Suicide virtuel


J’en rêve. Je m’explique.

L’autre jour, un collègue présentait son site de commissariat de Net art : The Discrete Identity. Le dernière pièce du corpus dont il a été question était Seppukoo, un site qui permet de commettre un suicide, en bonne et due forme, de son identité Facebook. Il y a toute une procédure et le site se charge de vos amis. J’ai entendu dire qu’on ne mourrait jamais sur Facebook, que toutes les données étaient à jamais conservées. Donc, évidemment, on peut ressusciter assez aisément.

Enfin, je suis certaine que ce geste suicidaire serait profondément significatif pour beaucoup de gens. Je n’ai pas de compte Facebook, au grand désespoir de plusieurs personnes, malgré toutes les autres manières par lesquelles mon identité virtuelle prend forme.

Je me demandais ce que signifiait de disparaître virtuellement. Mes blogs, MySpace et autres lieux où l’ont peut voir mon nom apparaître sur le Web participent du regard de l’autre, qui, souvenons-nous, nous regarde en train de nous regarder. Mon blog est véritablement un atelier. Mais un parmi tant d’autres. En le rendant public (l’aspect public fait partie de l’exploration, en fait), je ne suis que cela pour les gens qui me lisent et ne me connaissent pas au quotidien. Une petite extension de rien du tout, presqu’un personnage, qui n’en est pas moins important pour moi, prend toute la place. En ce sens, il représente une sorte de petit sacrifice pour lequel je laisse pour morte une large part de mon identité. L’atelier public n’est pas un atelier pour ceux qui le regardent de l’extérieur. Ce qui est pour moi une esquisse devient un produit fini, prêt pour la critique ou autres formes de commentaires. En même temps, la conscience de cet aspect me permet d’explorer d’une manière toute particulière ma créativité et mes pensées théoriques.

Parfois, je me demande sincèrement quelle serait l’expérience de faire disparaître toutes ces références. Car dans cette idée d’écrire quotidiennement sur mon blog, il y a certainement une volonté de prendre une « place », de me « protéger », mais surtout de partager, en mettant à jour mes réalisations. Il y a un double esprit dans mon acte d’écrire, celui du copy right et celui du copy left.
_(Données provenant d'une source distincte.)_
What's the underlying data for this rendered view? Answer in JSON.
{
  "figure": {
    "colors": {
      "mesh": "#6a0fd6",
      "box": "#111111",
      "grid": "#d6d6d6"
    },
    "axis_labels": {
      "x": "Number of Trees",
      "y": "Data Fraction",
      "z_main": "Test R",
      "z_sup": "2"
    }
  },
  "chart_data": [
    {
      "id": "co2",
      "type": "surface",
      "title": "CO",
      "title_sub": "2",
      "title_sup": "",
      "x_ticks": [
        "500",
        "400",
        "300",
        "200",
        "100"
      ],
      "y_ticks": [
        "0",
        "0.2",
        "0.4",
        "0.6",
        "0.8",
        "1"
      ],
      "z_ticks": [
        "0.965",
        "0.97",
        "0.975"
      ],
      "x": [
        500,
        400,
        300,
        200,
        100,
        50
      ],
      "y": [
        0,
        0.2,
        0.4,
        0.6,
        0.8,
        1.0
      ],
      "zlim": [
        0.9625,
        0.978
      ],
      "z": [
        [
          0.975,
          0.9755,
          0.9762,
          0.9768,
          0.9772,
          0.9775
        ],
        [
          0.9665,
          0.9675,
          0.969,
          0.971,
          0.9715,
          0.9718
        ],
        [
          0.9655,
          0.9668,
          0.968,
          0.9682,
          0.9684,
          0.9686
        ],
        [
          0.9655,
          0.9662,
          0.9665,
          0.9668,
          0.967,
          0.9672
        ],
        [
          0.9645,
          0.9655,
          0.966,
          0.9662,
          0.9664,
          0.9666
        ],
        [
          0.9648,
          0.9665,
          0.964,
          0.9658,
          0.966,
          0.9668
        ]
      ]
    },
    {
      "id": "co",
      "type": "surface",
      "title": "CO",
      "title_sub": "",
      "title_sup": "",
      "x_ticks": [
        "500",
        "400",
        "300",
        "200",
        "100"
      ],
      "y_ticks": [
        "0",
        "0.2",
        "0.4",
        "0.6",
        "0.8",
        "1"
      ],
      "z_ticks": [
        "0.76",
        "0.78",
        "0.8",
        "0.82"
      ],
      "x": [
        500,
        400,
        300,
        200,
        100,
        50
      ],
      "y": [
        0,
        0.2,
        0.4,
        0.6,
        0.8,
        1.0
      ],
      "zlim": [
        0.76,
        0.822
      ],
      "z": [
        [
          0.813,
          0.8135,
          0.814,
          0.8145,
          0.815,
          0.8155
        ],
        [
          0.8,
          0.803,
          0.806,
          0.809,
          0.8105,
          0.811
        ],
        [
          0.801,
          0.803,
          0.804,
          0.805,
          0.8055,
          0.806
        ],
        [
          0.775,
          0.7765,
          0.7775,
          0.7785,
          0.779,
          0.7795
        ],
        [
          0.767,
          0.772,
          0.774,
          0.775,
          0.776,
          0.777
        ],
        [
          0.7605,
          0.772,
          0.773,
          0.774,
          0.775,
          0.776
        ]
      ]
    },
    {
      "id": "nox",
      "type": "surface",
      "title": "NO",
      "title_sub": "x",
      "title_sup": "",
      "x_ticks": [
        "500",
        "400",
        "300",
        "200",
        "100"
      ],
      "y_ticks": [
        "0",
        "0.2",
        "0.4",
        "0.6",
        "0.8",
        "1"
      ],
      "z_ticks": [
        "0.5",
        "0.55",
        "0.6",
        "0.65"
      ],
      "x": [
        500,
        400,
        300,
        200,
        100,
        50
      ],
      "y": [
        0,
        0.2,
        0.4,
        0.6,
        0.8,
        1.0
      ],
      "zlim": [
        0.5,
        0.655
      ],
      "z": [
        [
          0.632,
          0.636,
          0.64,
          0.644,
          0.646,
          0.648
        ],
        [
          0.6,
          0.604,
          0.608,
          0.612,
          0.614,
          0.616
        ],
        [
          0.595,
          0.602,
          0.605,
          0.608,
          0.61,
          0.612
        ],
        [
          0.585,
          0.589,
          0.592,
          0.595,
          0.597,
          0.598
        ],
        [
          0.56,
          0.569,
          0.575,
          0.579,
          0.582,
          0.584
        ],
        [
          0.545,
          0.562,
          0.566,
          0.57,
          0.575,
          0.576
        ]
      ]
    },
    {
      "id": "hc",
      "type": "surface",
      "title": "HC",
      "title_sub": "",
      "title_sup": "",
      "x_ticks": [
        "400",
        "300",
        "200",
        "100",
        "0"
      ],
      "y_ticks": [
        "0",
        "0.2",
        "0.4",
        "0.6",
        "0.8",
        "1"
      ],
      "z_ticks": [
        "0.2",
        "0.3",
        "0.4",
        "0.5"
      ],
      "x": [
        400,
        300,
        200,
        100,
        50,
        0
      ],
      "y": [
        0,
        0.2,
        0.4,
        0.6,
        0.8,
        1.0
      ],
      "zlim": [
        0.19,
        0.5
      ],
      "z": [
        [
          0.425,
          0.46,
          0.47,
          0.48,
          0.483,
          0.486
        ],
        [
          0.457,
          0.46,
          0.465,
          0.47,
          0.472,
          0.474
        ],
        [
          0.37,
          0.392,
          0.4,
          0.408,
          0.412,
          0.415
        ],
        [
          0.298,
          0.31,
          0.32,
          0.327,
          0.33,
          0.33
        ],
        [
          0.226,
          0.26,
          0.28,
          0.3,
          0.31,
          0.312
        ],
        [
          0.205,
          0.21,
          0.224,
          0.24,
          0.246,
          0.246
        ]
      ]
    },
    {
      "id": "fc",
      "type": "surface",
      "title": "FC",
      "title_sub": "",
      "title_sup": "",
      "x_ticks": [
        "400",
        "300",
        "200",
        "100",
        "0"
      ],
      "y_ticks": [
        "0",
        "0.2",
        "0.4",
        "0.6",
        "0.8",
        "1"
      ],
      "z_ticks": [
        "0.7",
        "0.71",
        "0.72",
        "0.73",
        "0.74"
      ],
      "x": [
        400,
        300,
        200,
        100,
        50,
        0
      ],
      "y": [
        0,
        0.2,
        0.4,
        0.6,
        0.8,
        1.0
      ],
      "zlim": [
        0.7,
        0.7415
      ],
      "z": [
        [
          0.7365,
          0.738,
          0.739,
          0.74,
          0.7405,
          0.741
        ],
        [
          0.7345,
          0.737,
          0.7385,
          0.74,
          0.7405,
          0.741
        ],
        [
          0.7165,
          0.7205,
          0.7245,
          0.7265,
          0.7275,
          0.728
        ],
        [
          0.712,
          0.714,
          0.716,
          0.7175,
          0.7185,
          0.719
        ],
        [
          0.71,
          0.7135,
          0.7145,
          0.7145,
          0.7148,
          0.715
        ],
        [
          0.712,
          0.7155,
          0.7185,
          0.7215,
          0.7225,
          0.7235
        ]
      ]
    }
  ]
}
Entre le produit et l’esquisse. Les deux idéologies se côtoient et j’espère arriver un jour à bout moi-même de ma propre copy right war mentale dont parle Lessig. Celle-ci se déroule au sein de l’univers du dépassement dans lequel j’ai encore quelques orteils. Enfin, le Web permet aisément de mettre en pratique les deux aspects.

Si j’arrive un jour, et c’est un véritable fantasme pour l’instant, à faire disparaître jusqu’à la moindre trace ma présence sur le Web, il faudra ensuite faire en sorte d’éviter que d’autres traces apparaissent. À chaque fois que je participerai à un événement public, je devrai alors demander de ne pas mettre mon nom sur le Web. Ai-je le droit? Je ne sais pas. S’il y avait un site qui rendait possible un suicide de tous mes prolongements virtuels présents et à venir, je ne serais de toute manière pas prête pour une telle chose. Mon égo ne supporterait pas le choc! Mais je rêve avec délectation d’un gros crash pan-planétaire de l’Internet. C’est un peu masochiste, je le reconnais, pour une sémioticienne du Net art…Enfin, pour cette extension identitaire particulièrement!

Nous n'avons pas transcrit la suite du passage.